Concentration Training Topics

Do your employees have trouble concentrating on their work? We are bombarded by 100,500 words every day, and a study found that the average office worker is interrupted every 11 minutes. Even worse, researchers at the University of California Irvine who studied worker productivity reported that when someone is interrupted, it takes about 25 minutes for them to get back to what they were originally doing. Simple math tells us that it’s a never-ending battle to stay focused. And yet, many projects involve in-depth research, detail-rich communication, critical thinking and intricate calculations. How can you improve focus and concentration in your workplace to make sure these mission-critical tasks get done and get done well?

There are various lifestyle changes each of us can make to boost our attention span, which we’ll explore. If you want something more powerful and more in-depth, a concentration training program offered by Zoe Training can give your hard-working employees the tools they need to excel at their jobs.


How Do You Train Focus & Concentration?

There’s quite a bit of information available as to how you can improve your concentration and focus. The word “train” is an appropriate one, as it requires new habits, whether it’s getting more sleep, eating healthier food or practicing meditation to quiet the mind. These aren’t things that you (or your employees) can try once and then never do again. In order to dramatically increase focus and concentration, you have to train yourself for days and weeks. Our innovative training workshops can show you how.


How Can I Increase My Concentration?

If you want a more focused and productive office, one solution is to lead by example. Use these tips to increase your own focus, and then pass them on to your team.

Many different factors may contribute to lack of concentration, including stress, fatigue, hormonal changes, diet, medical conditions such as attention-deficit hyperactivity disorder (ADHD) and certain medications. Fortunately, there are many ways to improve your focus and increase your ability to concentrate.

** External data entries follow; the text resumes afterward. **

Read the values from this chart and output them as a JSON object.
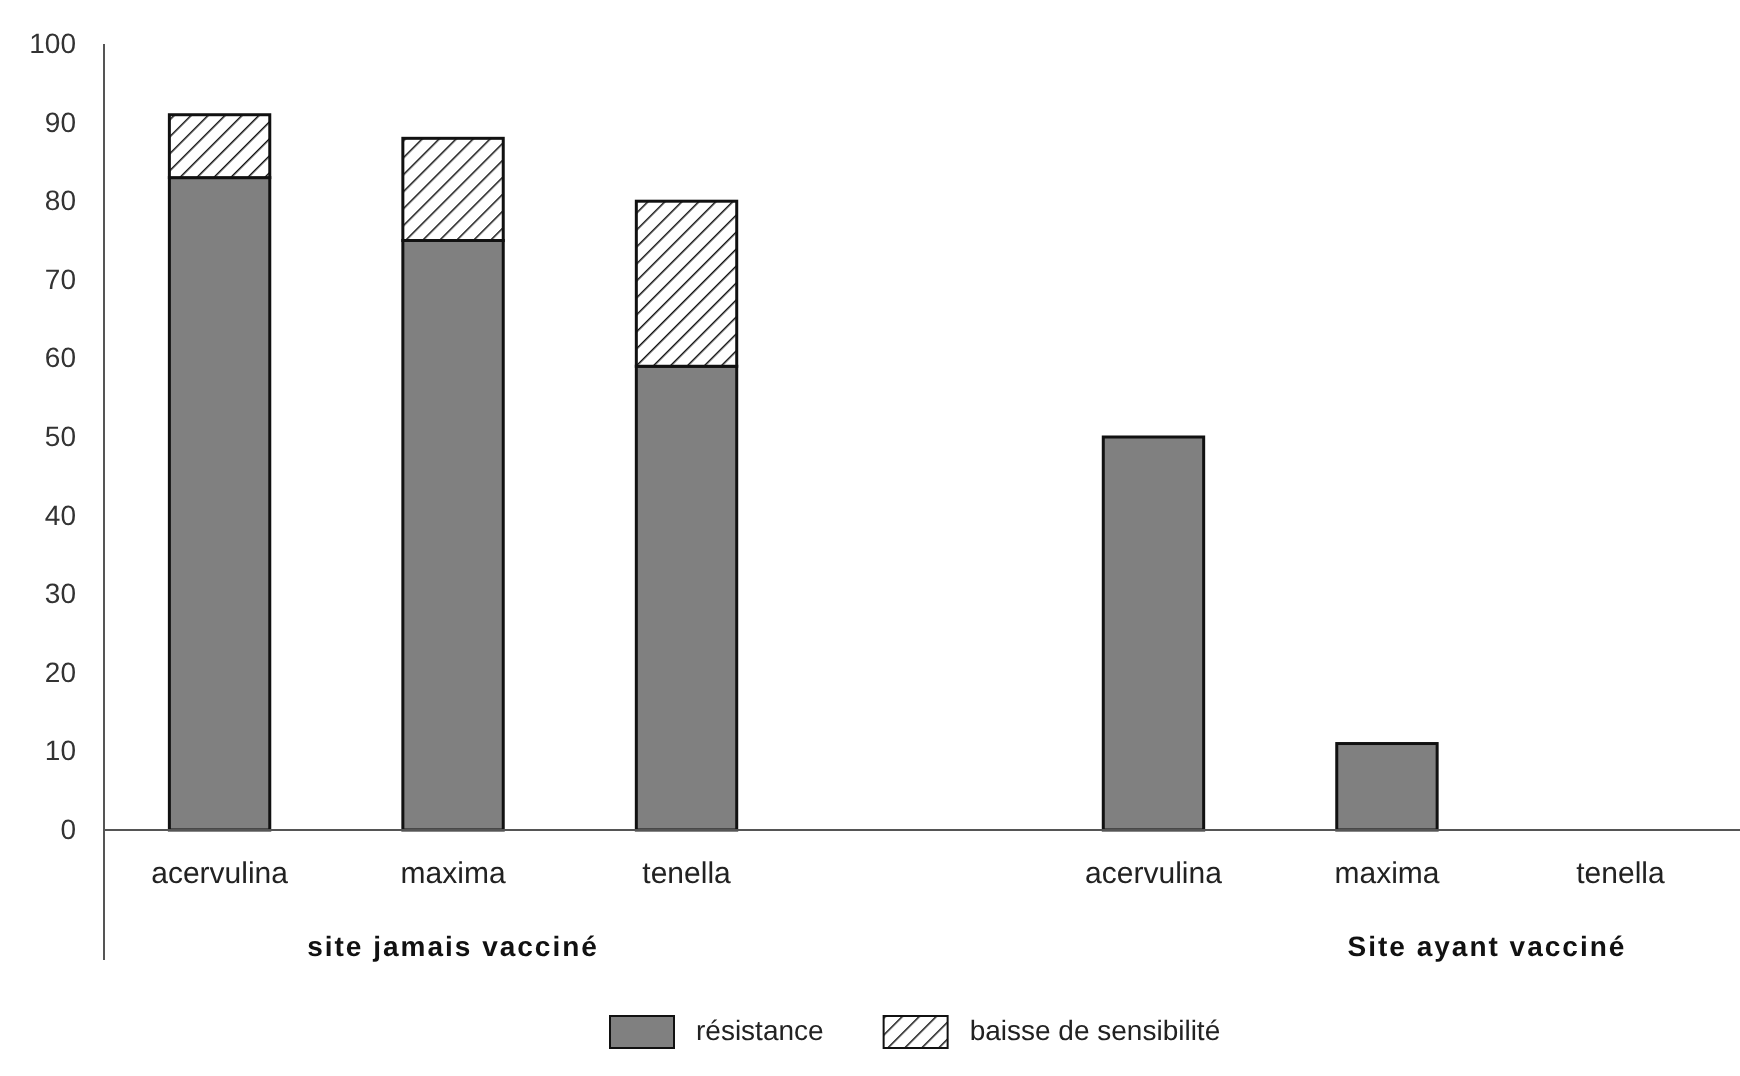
{
  "chart_data": {
    "type": "bar",
    "stacked": true,
    "categories": [
      "acervulina",
      "maxima",
      "tenella",
      null,
      "acervulina",
      "maxima",
      "tenella"
    ],
    "series": [
      {
        "name": "résistance",
        "color": "#808080",
        "values": [
          83,
          75,
          59,
          null,
          50,
          11,
          0
        ]
      },
      {
        "name": "baisse de sensibilité",
        "color": "#111111",
        "values": [
          8,
          13,
          21,
          null,
          0,
          0,
          0
        ]
      }
    ],
    "ylim": [
      0,
      100
    ],
    "yticks": [
      0,
      10,
      20,
      30,
      40,
      50,
      60,
      70,
      80,
      90,
      100
    ],
    "annotations": [
      "site jamais vacciné",
      "Site ayant vacciné"
    ],
    "legend": "bottom",
    "grid": false
  }
}
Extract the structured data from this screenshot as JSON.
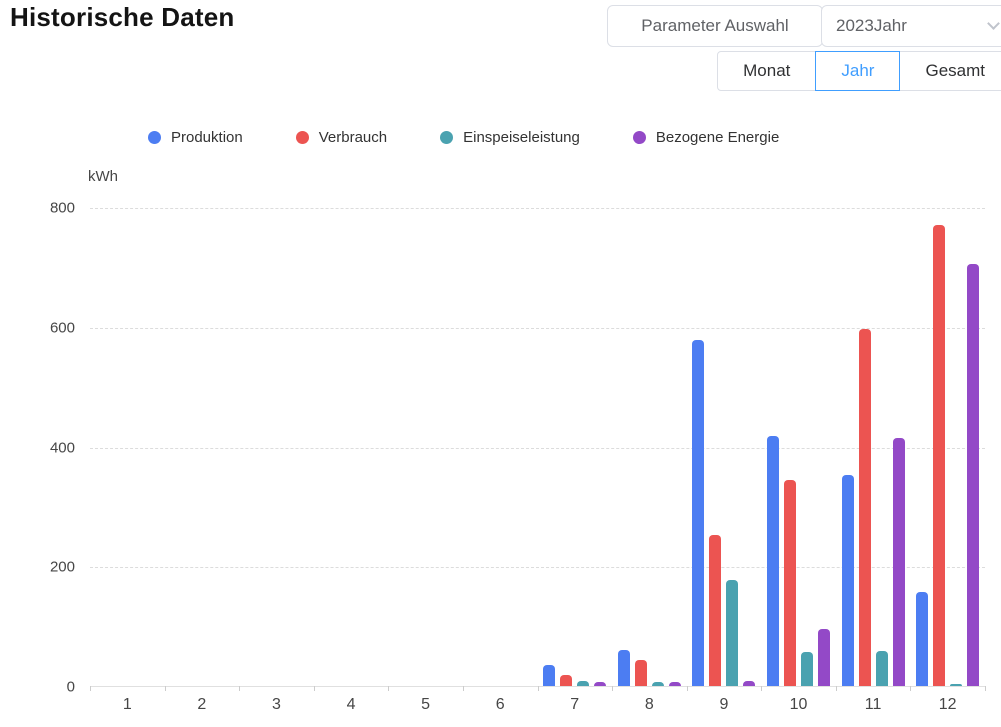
{
  "page": {
    "title": "Historische Daten"
  },
  "controls": {
    "parameter_button": "Parameter Auswahl",
    "year_select": {
      "value": "2023Jahr",
      "icon": "chevron-down-icon"
    },
    "range_tabs": [
      {
        "label": "Monat",
        "active": false
      },
      {
        "label": "Jahr",
        "active": true
      },
      {
        "label": "Gesamt",
        "active": false
      }
    ]
  },
  "chart_data": {
    "type": "bar",
    "title": "",
    "unit_label": "kWh",
    "xlabel": "",
    "ylabel": "kWh",
    "ylim": [
      0,
      800
    ],
    "yticks": [
      0,
      200,
      400,
      600,
      800
    ],
    "grid": "dashed-horizontal",
    "legend_position": "top",
    "categories": [
      "1",
      "2",
      "3",
      "4",
      "5",
      "6",
      "7",
      "8",
      "9",
      "10",
      "11",
      "12"
    ],
    "series": [
      {
        "name": "Produktion",
        "color": "#4c7df2",
        "values": [
          0,
          0,
          0,
          0,
          0,
          0,
          35,
          60,
          578,
          418,
          352,
          157
        ]
      },
      {
        "name": "Verbrauch",
        "color": "#ec5451",
        "values": [
          0,
          0,
          0,
          0,
          0,
          0,
          18,
          43,
          252,
          344,
          597,
          770
        ]
      },
      {
        "name": "Einspeiseleistung",
        "color": "#4aa2b0",
        "values": [
          0,
          0,
          0,
          0,
          0,
          0,
          9,
          6,
          177,
          57,
          58,
          4
        ]
      },
      {
        "name": "Bezogene Energie",
        "color": "#9349c7",
        "values": [
          0,
          0,
          0,
          0,
          0,
          0,
          6,
          6,
          8,
          96,
          415,
          705
        ]
      }
    ]
  }
}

  • Train your brain with puzzles – As previously mentioned, brain training games and mental exercises can be very helpful in developing a sharper mind. This is especially true as one ages.
  • Video games may keep the brain sharp – While video games frequently get a bad rap, they might help to enhance visual selective attention (VSA), which is the ability of the mind to concentrate on the task at hand and ignore distractions. An earlier review, which looked at 100 studies, demonstrated the link between video games and enhanced attention and focus.
  • Get more sleep – Not getting enough sleep can negatively affect your ability to concentrate, memory, attention and other cognitive functions. Between 7 and 8 hours of sleep is recommended for adults.
  • Exercise the body to improve the mind – Daily exercises, especially rigorous aerobic workouts, have been shown to improve attention and concentration. It is recommended that you exercise just before you need added focus or whenever your mind needs a break.
  • Commune with nature – Spending a little time in nature, even if it’s just 15 or 20 minutes, can help your ability to concentrate. Anything from a walk in the park to sitting quietly in a garden can provide this necessary break from technology. Even plants in the office were found to boost concentration and worker productivity.
  • Try meditation and mindfulness – Meditation provides many benefits, both physical and mental. However, a review of nearly two dozen studies found that mindfulness training (like yoga and deep breathing) specifically designed for greater attention focus could have a positive effect.
  • Take a break – This is counter-intuitive, but it’s possible to spend too much time on something, to the point where you can’t seem to concentrate on it anymore. Sometimes all you need is a brief mental break to feel a fresh burst of motivation and greater focus.
  • Listen to music or nature sounds – Having music playing, so long as it doesn’t have any vocals, can help keep your mind on your work. Research has also shown that natural sounds can help to mask background noise and help you to concentrate.
  • Check your diet – What you eat has a direct relation to attentiveness and cognitive function. Instead of processed sugary foods, eat fatty fish like salmon or trout, eggs, spinach and blueberries for sharper mental function. Drink plenty of water, since dehydration can affect brain performance. Caffeine, such as green tea, coffee or dark chocolate, can also keep you more immersed in your work.
  • Check email at designated times Taking a break from email (for instance, only checking email at 10am and 5pm) might seem counterintuitive, but not checking your email for several hours at a time can free you up for deeper and more focused work.

Another important mindfulness skill is attentive listening. Not really hearing what another person is saying is a classic case of not being focused. Zoe Training even offers workshops dedicated to teaching employees this important skill.


Why Choose Zoe Training & Consulting Over Other Competitors?

There’s a big difference between Zoe and other professional development companies. Zoe’s expertise in the human resource field has benefitted companies since 1983. Our intensive workshops feature the knowledge and commitment of 30 professional trainers, speakers and consultants who design their programs around the needs of your organization. We can even create a custom training program for your team!


Intensive Zoe Workshops That Help Improve Concentration and Focus

Zoe Training and Consulting presents hands-on, intensive workshops that can teach your team important skills to help them achieve maximum focus and be more productive.

Practical skills include time management and productivity, brain training, active listening, strategies to eliminate job stress and burnout and how to work smarter. Employees will learn the latest techniques in mindfulness practice and how to creatively handle stress.